Said leads - Daniel Berger-Jones and Liz Hayes - are two of Boston's best young actors, and of course good actors are always looking to stretch beyond their inevitable "types;" that's only natural, and just what you'd expect from an Equity Code production, which is designed by and for its performers. Still, when both leads are playing against type, and what's more, against each other's type, let's just say crossed signals and missed climaxes tend to be the order of the day, however talented each actor may be. To grossly overgeneralize, the essential conflict in Anger is between the smart but sexily crude Jimmy and his gently refined, yet subconsciously smug, wife, Alison. He's earth; she's air. Yet Liz Hayes is obviously the earthier, more believably working-class of the two, with naturally practical smarts that she tries desperately to suppress in a quiet, passive-aggressive mode. Meanwhile Daniel Berger-Jones is indeed a hunk, but is also a physical thoroughbred; tall and in gym-trim, with a refined physical grace, he's the natural aristocrat of the two. Still, despite the fact that they really should have traded roles, they both have their moments; Berger-Jones is at his best when he drops his occasional histrionics in the third act and simply toys with Helena, his wife's "girlfriend" who replaces her in his bed. And Hayes brings a memorable intensity to her final scene, when she re-lives the horror (the loss of a child) that her husband had wished on her earlier (nice guy, huh).
Risher Reddick, Daniel Berger-Jones and Georgia Lyman get past their Anger.

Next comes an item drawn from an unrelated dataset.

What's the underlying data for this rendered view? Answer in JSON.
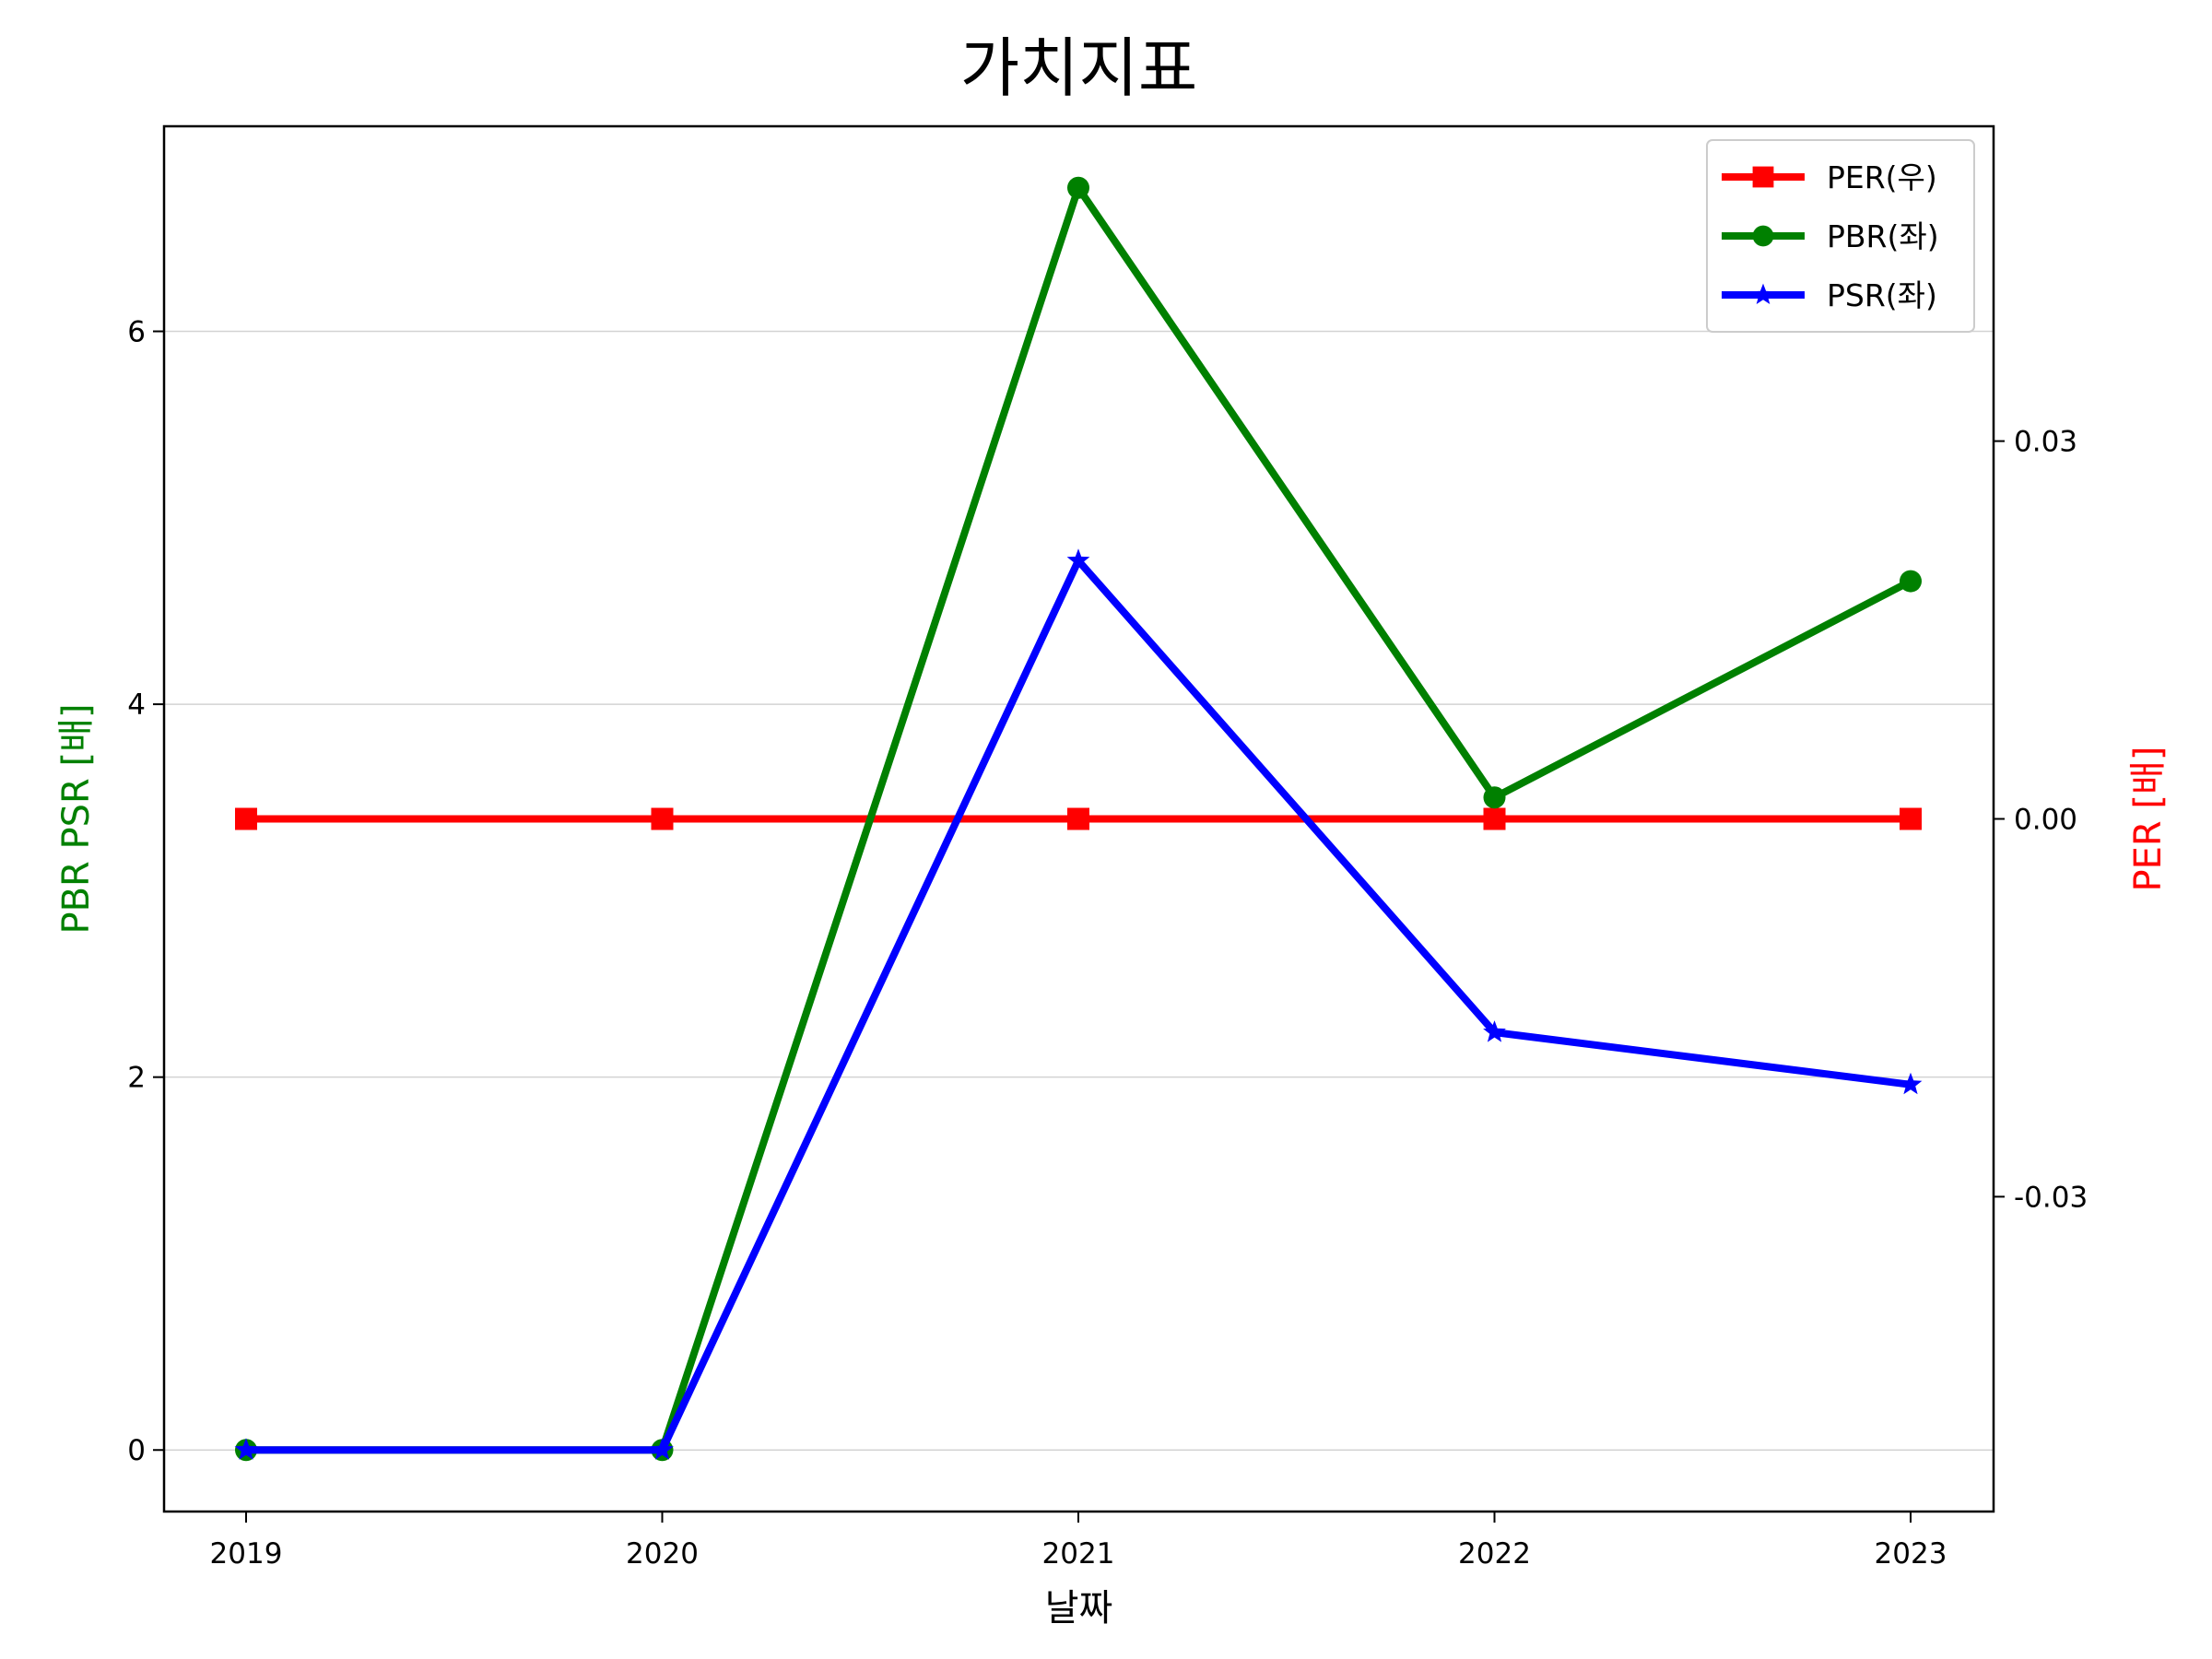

The supporting players manage better, perhaps because, unlike their costars, they're nestled comfortably in their respective types. Georgia Lyman is the standout, I'd say, playing yet another "other woman" - she looks smashing in her dark hair and prim blouse, and her accent is spot-on; my only feeling is that her hatred of Jimmy (which morphs "unexpectedly" into lust!) should be played with more energetic attack beneath her upper-crust poise. As flatmate Cliff (the role that gave Alan Bates his start), Risher Reddick is likewise mostly on-target with a tricky mix of conflicting emotion, and his fisticuffs with Jimmy prove robust and believable. Still, his accent seems to hop the pond from Wales to Tara with surprising rapidity, and he sometimes seems to lose focus along with his character. He, like Berger-Jones and Hayes, flourished far more in Marisol - which, if anything, is a weaker play than Anger. One wonders if there's something about these actors that makes them seek out challenging roles in weak plays - if so, I'd say they're better off with the wacky fireworks of Rivera than the bitter Method of Osborne.